Yes, wealthier folks are also seeing an increase in anxiety and depression, but this is why I believe it's a combination of "scarcity and precarity." Poorer folks experience scarcity, harming mental AND physical health. Richer folks experience precarity, which harms mental health
Poorer folks are seeing decreases their longevity, while richer folks' longevity is increasing, but even the relatively wealthy can't escape of the anxiety of feeling financially precarious, which is why they also have increases in anxiety and depression. vox.com/science-and-he…
Some wealthier folks are likely more secure economically than they feel, but the existence of the precariat below them is a constant reminder that they too could lose their position. This is why the paranoid parenting takes hold among the wealthier. They fear for kids' futures.

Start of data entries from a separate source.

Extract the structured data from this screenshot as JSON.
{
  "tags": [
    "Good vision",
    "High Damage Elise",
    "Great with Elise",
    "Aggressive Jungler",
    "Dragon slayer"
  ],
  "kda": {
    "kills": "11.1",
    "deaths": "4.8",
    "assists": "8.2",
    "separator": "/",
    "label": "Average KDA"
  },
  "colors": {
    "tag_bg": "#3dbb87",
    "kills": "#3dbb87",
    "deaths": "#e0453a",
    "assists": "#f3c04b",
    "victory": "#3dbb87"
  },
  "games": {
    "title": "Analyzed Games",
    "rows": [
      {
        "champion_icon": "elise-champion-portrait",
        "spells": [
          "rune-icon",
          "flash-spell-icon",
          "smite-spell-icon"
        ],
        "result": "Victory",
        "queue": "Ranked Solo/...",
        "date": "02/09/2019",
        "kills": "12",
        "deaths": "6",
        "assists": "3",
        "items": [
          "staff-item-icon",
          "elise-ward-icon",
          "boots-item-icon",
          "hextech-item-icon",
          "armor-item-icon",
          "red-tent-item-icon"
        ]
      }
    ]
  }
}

If I was David Brooks, I'd be blaming all this on a moral malaise, but there is no cure where people pull themselves up by their mental health bootstraps. If you either are, or perceive that you are being crushed by economic forces out of your control, of course you're anxious.
Our great moral scolds like Brooks will never grapple with this.
The bottom line of the U.S. Treasury will be aided by policies like $15 minimum wage, free college, single-payer because people will live in an atmosphere where they are more likely to thrive and yes, be productive. Give me a New York Times column.
Sidebar to the tenured of academia. All those adjuncts are harming your own well-being, not only by requiring you to do more service work because your numbers a smaller, but because they are a constant reminder of the precarity of your position, even if you're tenured.
So-called fiscal conservatives who want to shrink the federal budget should support policies like the $15 minimum wage. It will relieve at least some of the strain on government services.